If there is a reason to see The Fifth Estate, then, it is unquestionably Benedict Cumberbatch. Few who are not Australian have ever mastered the accent, yet Cumberbatch wields both it and Assange's specific cadence and timbre with aplomb. So impressive is the feat, in fact, that it actually works against the movie. Assange's slow, measured and largely monotone articulation robs even the most dramatic moments of energy, both in real life and in this film, so much so that were it not for the consistently explosive content of his conversations, one suspects he'd be an unbearably boring man to meet in person.

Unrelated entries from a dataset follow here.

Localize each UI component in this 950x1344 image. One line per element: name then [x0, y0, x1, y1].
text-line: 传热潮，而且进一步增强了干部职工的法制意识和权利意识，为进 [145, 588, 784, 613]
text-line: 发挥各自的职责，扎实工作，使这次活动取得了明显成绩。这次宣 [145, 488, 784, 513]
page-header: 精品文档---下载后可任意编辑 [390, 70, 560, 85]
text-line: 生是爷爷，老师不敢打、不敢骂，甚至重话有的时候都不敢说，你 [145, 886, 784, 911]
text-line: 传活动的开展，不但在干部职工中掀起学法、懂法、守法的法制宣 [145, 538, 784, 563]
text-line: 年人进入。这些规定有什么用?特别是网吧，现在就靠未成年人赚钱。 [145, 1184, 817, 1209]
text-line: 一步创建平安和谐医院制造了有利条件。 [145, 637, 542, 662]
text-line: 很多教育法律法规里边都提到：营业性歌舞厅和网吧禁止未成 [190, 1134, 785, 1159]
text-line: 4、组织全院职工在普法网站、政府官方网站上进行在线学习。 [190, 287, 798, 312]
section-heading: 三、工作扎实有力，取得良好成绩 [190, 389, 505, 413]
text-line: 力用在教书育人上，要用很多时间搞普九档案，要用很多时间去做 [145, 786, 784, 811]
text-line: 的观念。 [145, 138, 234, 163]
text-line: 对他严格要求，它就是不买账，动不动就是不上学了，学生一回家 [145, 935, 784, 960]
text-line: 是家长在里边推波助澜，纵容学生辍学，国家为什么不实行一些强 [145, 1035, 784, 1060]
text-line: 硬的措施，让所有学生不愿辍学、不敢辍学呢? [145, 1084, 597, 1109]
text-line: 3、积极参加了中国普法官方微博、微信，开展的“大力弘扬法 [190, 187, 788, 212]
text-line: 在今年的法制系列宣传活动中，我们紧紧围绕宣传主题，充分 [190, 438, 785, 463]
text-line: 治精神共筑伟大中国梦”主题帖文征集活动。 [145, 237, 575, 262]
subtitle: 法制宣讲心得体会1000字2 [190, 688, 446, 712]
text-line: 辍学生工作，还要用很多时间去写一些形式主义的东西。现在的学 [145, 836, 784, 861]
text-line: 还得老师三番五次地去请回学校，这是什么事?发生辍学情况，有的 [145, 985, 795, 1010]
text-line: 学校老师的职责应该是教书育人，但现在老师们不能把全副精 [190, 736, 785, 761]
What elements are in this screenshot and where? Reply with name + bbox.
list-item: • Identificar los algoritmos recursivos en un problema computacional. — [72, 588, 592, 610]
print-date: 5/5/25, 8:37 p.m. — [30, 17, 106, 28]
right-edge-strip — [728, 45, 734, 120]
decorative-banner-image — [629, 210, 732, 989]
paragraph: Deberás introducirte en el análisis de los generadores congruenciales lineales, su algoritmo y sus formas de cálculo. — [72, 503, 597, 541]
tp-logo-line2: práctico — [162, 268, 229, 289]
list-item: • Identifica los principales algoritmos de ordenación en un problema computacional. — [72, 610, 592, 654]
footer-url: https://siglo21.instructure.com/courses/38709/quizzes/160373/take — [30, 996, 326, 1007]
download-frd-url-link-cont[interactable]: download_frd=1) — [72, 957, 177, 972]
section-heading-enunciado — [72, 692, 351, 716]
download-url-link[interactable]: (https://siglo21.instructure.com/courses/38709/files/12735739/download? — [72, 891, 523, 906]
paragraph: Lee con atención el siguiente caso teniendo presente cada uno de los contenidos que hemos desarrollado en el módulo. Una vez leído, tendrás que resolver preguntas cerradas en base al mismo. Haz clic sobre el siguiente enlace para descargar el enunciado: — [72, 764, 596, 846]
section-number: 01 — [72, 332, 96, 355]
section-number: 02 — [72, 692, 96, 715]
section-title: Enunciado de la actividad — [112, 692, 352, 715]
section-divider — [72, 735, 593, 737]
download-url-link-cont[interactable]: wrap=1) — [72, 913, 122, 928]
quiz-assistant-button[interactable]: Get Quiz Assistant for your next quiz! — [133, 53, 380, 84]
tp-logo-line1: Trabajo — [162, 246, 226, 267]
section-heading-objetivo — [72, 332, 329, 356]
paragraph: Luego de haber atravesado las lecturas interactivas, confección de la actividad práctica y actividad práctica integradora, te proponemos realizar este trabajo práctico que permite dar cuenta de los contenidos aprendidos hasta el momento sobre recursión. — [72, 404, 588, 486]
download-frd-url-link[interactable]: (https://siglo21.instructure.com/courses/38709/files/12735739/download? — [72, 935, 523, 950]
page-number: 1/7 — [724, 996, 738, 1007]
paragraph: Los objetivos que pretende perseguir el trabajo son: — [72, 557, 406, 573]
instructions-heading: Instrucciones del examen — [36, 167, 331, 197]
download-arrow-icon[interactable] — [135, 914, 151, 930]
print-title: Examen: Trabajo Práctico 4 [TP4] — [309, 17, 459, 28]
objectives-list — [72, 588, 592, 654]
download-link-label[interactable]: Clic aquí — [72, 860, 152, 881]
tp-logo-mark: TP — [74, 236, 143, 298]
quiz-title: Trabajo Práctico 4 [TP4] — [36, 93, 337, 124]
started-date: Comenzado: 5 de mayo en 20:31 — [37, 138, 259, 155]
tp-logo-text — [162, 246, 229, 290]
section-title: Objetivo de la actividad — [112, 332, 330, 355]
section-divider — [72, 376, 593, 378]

Stylistically, The Fifth Estate does what it can to make coding, reading and emailing something of a spectator sport; however, the only real drama occurs when the key figures engage in actual person-to-person (cf peer-to-peer) exchanges — most notably, the debates between Assange and his right-hand man, Daniel Domscheit-Berg (Daniel Brühl), who wrote Inside Wikileaks, over what to release, and when.

Everything else feels largely pedestrian, and — remarkably — the contentious allegations of sexual misconduct for which Assange has been indicted by Sweden appear only as a footnote in the credits. Ultimately, The Fifth Estate is an example of the whole being somehow lesser than its parts; a film easily outperformed by its performers and the real life players who inspired it.